Millions? Billions? By launching its offensive on the world soccer giant, the American justice system will surely see fresh money going back into the Treasury once more – money potentially coming from said giant, FIFA, most likely from banks that laundered the money of corruption. The famous Department of Justice will again contribute to rebalancing American public finances. Over the past three years, judges from the United States have taken almost $140 billion from national and foreign banks (including $9 billion from French bank BNP Paribas). They alone seem to be able to make financiers foot the bill for their excesses, fraud and market hindrances.

The real American power is not a military one, as evidenced by events in the Middle East, where Washington makes do by intervening from 10,000 meters in the air. Its economic power does not come from shale gas or wage reductions (or at least not most of it), as a recent study by French think tank Fabrique de l’Industrie indicates. In reality, we must look elsewhere for the source of its power. The true American power is based on notions of legality and fantasy. Law and dreams.

Law first of all. Nothing surprising from a nation of legal practitioners. The country’s elite is made up of lawyers (Barack Obama is one of them) and is the source of countless jokes (“What is 10,000 lawyers chained up at the bottom of the sea?” – “A good start”). Lawsuits are omnipresent in American films, and there is even an entire TV channel devoted to the topic (truTV, picked up by 90 million households). Nothing surprising, except that the United States is now extending its laws beyond its own borders – in football and finance, but also tax law. The Foreign Account Tax Compliance Act has given the go-ahead for the automatic exchange of information between tax services from different countries in order to combat tax fraud. According to legal practitioners, the extraterritoriality of United States law is on the rise. And America is affirming its new power, which often manifests itself in the form of threats toward banks (“If you don’t cooperate, you will no longer have the right to work in the United States, or even in dollars”). However, it also uses other means, such as access to digital data granted by the Patriot Act and its younger brother, the Freedom Act, which is currently being debated in Congress. Essentially, they are pulling out all the stops.

Next, dreams. America invents the future, or a possible future, then it sells that promise to investors. At the end of the 1980s, foreigners bought into American cinema. Japan’s Sony acquired Columbia, and Italian businessman Giancarlo Parretti purchased MGM Studios (with the backing of French bank Crédit Lyonnais). Billions of dollars in losses followed in subsequent years. At the end of the 1990s, the Internet frenzy took hold at a time when a company that added “.com” to its name would take 10 percent on the stock exchange.
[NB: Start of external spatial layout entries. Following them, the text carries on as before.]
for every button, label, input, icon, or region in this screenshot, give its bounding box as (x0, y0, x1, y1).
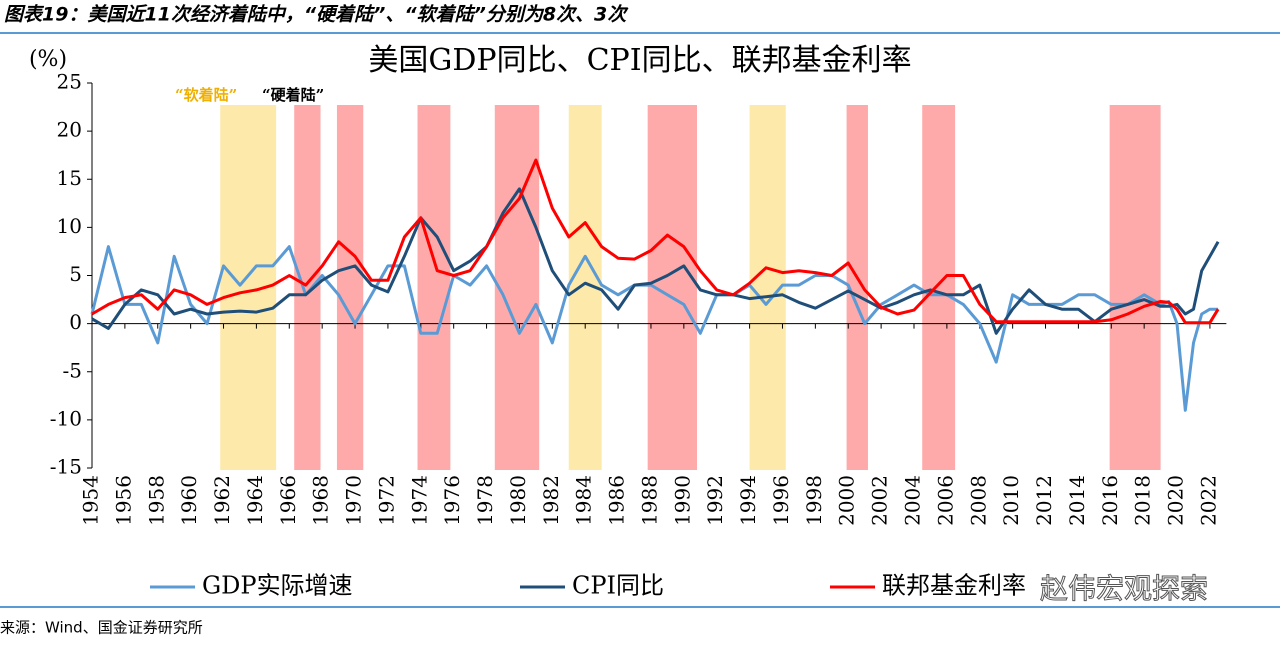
x-tick-label: 2014 (1065, 475, 1089, 526)
x-tick-label: 1956 (111, 475, 135, 526)
x-tick-label: 1998 (802, 475, 826, 526)
legend-label: CPI同比 (572, 572, 664, 600)
y-tick-label: 0 (69, 310, 82, 334)
y-tick-label: 10 (57, 214, 82, 238)
x-tick-label: 1972 (374, 475, 398, 526)
series-line (91, 187, 1220, 335)
band-legend: “软着陆” (175, 86, 237, 104)
x-tick-label: 1988 (637, 475, 661, 526)
y-tick-label: 25 (57, 70, 82, 94)
x-tick-label: 1954 (79, 475, 103, 526)
x-tick-label: 2018 (1131, 475, 1155, 526)
x-tick-label: 1964 (243, 475, 267, 526)
x-tick-label: 1984 (572, 475, 596, 526)
x-tick-label: 1980 (506, 475, 530, 526)
y-tick-label: 5 (69, 262, 82, 286)
x-tick-label: 1966 (276, 475, 300, 526)
x-tick-label: 1976 (440, 475, 464, 526)
x-tick-label: 1992 (703, 475, 727, 526)
x-tick-label: 2012 (1032, 475, 1056, 526)
x-tick-label: 1986 (605, 475, 629, 526)
legend-label: GDP实际增速 (202, 572, 353, 600)
source: 来源：Wind、国金证券研究所 (0, 619, 203, 637)
y-tick-label: 20 (57, 118, 82, 142)
x-tick-label: 1958 (144, 475, 168, 526)
header: 图表19：美国近11次经济着陆中，“硬着陆”、“软着陆”分别为8次、3次 (4, 4, 629, 26)
y-tick-label: -15 (50, 455, 82, 479)
chart-title: 美国GDP同比、CPI同比、联邦基金利率 (368, 43, 911, 78)
x-tick-label: 2010 (999, 475, 1023, 526)
landing-band (922, 105, 956, 470)
y-tick-label: -10 (50, 406, 82, 430)
band-legend: “硬着陆” (262, 86, 324, 104)
y-tick-label: -5 (63, 358, 82, 382)
x-tick-label: 2022 (1196, 475, 1220, 526)
landing-band (417, 105, 451, 470)
x-tick-label: 1996 (769, 475, 793, 526)
series-line (90, 245, 1219, 412)
x-tick-label: 2020 (1164, 475, 1188, 526)
x-tick-label: 1978 (473, 475, 497, 526)
y-tick-label: 15 (57, 166, 82, 190)
watermark: 赵伟宏观探索 (1040, 572, 1208, 605)
x-tick-label: 1962 (210, 475, 234, 526)
x-tick-label: 1982 (539, 475, 563, 526)
legend-label: 联邦基金利率 (882, 572, 1026, 600)
landing-band (494, 105, 540, 470)
x-tick-label: 1974 (407, 475, 431, 526)
x-tick-label: 2006 (933, 475, 957, 526)
x-tick-label: 2002 (868, 475, 892, 526)
x-tick-label: 1990 (670, 475, 694, 526)
landing-band (1109, 105, 1161, 470)
y-axis-label: (%) (29, 47, 67, 72)
x-tick-label: 1970 (342, 475, 366, 526)
x-tick-label: 1960 (177, 475, 201, 526)
x-tick-label: 2016 (1098, 475, 1122, 526)
x-tick-label: 2004 (901, 475, 925, 526)
x-tick-label: 1968 (309, 475, 333, 526)
landing-band (294, 105, 321, 470)
x-tick-label: 1994 (736, 475, 760, 526)
x-tick-label: 2000 (835, 475, 859, 526)
x-tick-label: 2008 (966, 475, 990, 526)
landing-band (846, 105, 868, 470)
landing-band (336, 105, 364, 470)
series-line (91, 158, 1220, 325)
This frenzy led to a considerable wave of mergers and acquisitions – high-tech companies at the time having unlimited money through increasing their capital or by borrowing. Late to the market, European firms bought lame ducks at a high price. The return to reality was brutal. Enormous losses were sustained. The bill was tens if not hundreds of billions of dollars. In accounting, the transactions did not yield a return. In other words, Europe gave huge sums of money to America, simply for getting a whiff of its dream.
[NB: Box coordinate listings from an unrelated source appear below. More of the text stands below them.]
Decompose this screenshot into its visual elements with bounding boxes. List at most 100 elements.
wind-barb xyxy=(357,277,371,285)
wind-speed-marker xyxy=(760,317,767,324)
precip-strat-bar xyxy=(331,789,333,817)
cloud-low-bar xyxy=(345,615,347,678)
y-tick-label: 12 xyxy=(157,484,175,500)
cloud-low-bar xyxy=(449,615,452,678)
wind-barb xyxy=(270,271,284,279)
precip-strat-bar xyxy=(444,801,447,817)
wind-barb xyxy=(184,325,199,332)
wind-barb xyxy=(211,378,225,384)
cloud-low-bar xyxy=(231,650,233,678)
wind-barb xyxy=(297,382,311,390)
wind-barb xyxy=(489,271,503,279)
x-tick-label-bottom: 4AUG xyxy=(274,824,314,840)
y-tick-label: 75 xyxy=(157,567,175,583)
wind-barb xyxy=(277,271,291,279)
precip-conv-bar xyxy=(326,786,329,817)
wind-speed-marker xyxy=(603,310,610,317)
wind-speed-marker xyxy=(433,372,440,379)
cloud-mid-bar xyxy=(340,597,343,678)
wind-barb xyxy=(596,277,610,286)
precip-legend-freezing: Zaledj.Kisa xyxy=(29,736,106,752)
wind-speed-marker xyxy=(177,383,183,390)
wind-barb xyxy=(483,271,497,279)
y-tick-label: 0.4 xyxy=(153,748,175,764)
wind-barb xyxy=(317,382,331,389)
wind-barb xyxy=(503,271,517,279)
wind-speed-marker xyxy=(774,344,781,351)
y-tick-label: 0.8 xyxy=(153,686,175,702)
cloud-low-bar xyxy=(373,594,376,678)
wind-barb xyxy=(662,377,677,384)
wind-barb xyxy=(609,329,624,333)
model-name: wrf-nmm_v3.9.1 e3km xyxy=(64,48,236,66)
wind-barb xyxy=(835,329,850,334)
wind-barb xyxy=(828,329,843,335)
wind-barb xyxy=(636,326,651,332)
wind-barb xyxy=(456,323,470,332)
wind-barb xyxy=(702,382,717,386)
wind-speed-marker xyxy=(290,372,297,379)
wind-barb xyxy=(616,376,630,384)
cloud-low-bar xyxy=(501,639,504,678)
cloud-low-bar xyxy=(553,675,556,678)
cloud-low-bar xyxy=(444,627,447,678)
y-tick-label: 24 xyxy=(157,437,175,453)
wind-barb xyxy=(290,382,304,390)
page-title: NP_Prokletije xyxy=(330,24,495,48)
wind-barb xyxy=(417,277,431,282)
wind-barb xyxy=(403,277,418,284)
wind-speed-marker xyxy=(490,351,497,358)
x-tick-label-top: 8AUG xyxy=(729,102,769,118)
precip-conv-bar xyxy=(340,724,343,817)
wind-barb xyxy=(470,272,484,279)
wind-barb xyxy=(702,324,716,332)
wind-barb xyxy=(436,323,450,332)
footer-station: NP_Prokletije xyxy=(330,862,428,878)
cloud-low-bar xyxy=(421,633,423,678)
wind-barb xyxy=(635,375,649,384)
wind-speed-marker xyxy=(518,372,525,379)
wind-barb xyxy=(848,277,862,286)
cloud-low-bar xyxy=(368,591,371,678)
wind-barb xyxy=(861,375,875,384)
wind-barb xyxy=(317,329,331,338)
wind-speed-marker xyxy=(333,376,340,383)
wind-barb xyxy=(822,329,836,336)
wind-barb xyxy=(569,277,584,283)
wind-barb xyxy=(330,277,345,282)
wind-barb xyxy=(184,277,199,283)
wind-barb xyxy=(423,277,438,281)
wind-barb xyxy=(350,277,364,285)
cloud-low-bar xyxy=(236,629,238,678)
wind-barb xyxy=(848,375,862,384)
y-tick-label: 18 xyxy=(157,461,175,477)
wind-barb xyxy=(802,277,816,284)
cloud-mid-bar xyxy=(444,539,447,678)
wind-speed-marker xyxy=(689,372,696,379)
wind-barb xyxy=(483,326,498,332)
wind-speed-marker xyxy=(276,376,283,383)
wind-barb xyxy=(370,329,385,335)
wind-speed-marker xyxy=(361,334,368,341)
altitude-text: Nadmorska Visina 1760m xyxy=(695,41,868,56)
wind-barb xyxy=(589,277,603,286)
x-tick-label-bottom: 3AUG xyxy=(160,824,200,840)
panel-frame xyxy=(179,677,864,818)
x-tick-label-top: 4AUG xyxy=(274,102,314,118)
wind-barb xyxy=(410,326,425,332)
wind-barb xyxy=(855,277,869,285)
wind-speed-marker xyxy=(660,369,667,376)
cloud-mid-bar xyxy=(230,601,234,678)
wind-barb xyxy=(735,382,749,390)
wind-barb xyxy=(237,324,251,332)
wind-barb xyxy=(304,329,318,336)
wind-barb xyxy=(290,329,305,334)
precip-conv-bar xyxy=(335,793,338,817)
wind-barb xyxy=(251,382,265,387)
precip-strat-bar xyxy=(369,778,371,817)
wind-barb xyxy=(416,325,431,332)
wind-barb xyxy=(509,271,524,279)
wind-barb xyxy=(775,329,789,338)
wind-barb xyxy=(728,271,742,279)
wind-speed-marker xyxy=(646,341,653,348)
The same story repeated itself at the end of the 2000s, but on a larger scale. After the cinema and the Internet came finance. Little Wall Street geniuses invented financial products by combining mortgages: a wonderful invention, as these “securitized” products bring in a lot of money with no associated risks – tens of thousands of them were given AAA status. Many European banks, late to the game, bought more complex products. When the American housing bubble burst, the first banks that failed from 2007 onward, after the number two of the “subprime” loans to the United States (the good called “New Century Financial”), were two German banks… surprise, surprise! Once again, the financial crisis saw net transfers of hundreds of billions of dollars from the Old Continent to the New World. The asymmetry is to be found in the frankly fraudulent products. Unlike the United States, in Europe several banks lost hundreds of millions in the Madoff scandal, even though they were warned from the outset by their New York teams.

Yet, America isn’t done with its dreams. It is again at the forefront of a new chapter, a behavioral revolution. In this terrific lifestyle transformation, where we rent cars rather than buying them, where our home becomes both an office and a hotel, where education is made to measure, where health is protected by big data, American companies are calling the shots. Their strength here does not come from technology as much as their ability to invent, their freedom to dream and then to test those dreams. “Dieu et mon droit” (God and my right) is the motto of the British monarchy. “Le rêve et mon droit” (the dream and my right) could be the motto of the United States.